Monday, June 18, 2007

Blue polytunnels, violet eyes: Lesley Howarth, Ultraviolet. Penguin: London, 2001.

In most ways an awfully good book. Violet lives in an underground compound protected from the worsening ozone levels by super-blue plastic invented by the company her father works for--is one of the chief scientists for. Most of the novel is about her every day life with her friends, unable to go out without risking their "rad count" and with it their acess to life's necessities. The way in which "advice" can turn into law and enforced compliance is very well played out, and particularly convincing are the friendships as each teen chafes in their own way about the restrictions. Much of the time they spend absorbed in a cypergame and part of the novel is about the ways in which that both is, and isn't satisfactory. I was particularly impressed by the writing itself which is simultaneously sparse and playful: the dialogue, more than anything else, gives the impression of people exhausted by heat.

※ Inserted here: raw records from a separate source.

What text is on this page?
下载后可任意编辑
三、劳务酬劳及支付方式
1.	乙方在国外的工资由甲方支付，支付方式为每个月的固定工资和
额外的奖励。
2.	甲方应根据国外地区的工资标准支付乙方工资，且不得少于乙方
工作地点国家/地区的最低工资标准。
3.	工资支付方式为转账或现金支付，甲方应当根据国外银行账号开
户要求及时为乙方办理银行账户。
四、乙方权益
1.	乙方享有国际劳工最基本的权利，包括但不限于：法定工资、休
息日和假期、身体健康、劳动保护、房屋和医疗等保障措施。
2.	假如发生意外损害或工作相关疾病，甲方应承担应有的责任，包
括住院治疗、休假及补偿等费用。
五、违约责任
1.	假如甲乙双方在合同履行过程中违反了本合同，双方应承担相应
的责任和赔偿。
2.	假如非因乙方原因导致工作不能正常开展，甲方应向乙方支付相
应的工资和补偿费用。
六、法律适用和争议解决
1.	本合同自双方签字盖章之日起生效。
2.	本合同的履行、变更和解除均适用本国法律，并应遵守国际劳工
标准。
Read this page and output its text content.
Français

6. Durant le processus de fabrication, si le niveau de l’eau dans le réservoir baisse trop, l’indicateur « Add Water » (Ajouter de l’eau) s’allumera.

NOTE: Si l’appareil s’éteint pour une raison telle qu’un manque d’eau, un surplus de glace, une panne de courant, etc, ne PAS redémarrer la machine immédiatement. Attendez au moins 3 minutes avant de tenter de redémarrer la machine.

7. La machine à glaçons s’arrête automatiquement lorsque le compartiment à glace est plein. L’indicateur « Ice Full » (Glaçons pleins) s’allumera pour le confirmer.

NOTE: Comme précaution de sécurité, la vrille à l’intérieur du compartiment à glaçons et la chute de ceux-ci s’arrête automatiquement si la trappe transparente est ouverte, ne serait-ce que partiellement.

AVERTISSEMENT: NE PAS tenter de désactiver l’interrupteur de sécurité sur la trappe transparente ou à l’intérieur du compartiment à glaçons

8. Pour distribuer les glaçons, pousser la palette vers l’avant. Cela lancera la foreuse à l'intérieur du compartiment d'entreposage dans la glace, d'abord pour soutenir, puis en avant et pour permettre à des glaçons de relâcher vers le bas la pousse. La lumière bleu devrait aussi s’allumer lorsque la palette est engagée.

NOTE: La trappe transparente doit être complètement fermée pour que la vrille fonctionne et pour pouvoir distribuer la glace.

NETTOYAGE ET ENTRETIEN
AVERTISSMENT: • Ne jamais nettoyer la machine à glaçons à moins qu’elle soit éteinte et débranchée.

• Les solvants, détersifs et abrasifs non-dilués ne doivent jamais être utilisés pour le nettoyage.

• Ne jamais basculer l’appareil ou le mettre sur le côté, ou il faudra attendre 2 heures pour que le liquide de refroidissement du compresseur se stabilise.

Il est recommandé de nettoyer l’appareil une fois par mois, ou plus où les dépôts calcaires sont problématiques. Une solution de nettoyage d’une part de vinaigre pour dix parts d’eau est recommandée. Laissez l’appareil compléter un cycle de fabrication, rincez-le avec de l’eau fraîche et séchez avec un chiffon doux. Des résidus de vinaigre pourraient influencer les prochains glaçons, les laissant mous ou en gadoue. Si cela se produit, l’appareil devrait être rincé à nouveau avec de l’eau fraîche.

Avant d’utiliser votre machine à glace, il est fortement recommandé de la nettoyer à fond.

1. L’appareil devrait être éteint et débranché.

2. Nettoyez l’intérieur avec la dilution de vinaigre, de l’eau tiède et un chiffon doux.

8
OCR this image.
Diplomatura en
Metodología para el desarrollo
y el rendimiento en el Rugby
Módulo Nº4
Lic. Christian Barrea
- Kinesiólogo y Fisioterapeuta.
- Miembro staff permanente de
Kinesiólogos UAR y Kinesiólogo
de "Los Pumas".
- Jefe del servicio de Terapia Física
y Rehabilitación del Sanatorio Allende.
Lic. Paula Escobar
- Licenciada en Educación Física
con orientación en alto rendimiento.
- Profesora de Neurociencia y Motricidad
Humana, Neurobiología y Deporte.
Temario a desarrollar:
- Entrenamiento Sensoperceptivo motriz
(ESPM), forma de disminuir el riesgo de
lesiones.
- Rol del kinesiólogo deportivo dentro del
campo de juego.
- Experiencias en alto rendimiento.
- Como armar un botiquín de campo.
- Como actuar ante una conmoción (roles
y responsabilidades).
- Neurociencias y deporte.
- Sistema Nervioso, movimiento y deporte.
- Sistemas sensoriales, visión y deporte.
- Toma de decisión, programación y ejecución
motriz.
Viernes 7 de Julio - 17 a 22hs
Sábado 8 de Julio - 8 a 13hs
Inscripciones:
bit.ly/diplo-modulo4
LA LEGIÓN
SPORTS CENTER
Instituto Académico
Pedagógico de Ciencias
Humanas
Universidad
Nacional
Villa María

What I should have remembered is that while Lesley Howarth is responsible for the brilliant Maphead (1994, alien father and son on earth looking for son's human mother, drink a cat milkshake while they wait for something to happen) she is also responsible for Mister Spaceman (1999), a metaphor book. So I regret to say that at the end of this rather splendid construction of a plausible future, it all turns out to be a cyberspace game.

1 Comments:

Anonymous Anonymous said...

Farah, this is much more complicated than that, and a brilliant attempt at "writing" a computer game. Deserves more credit I think.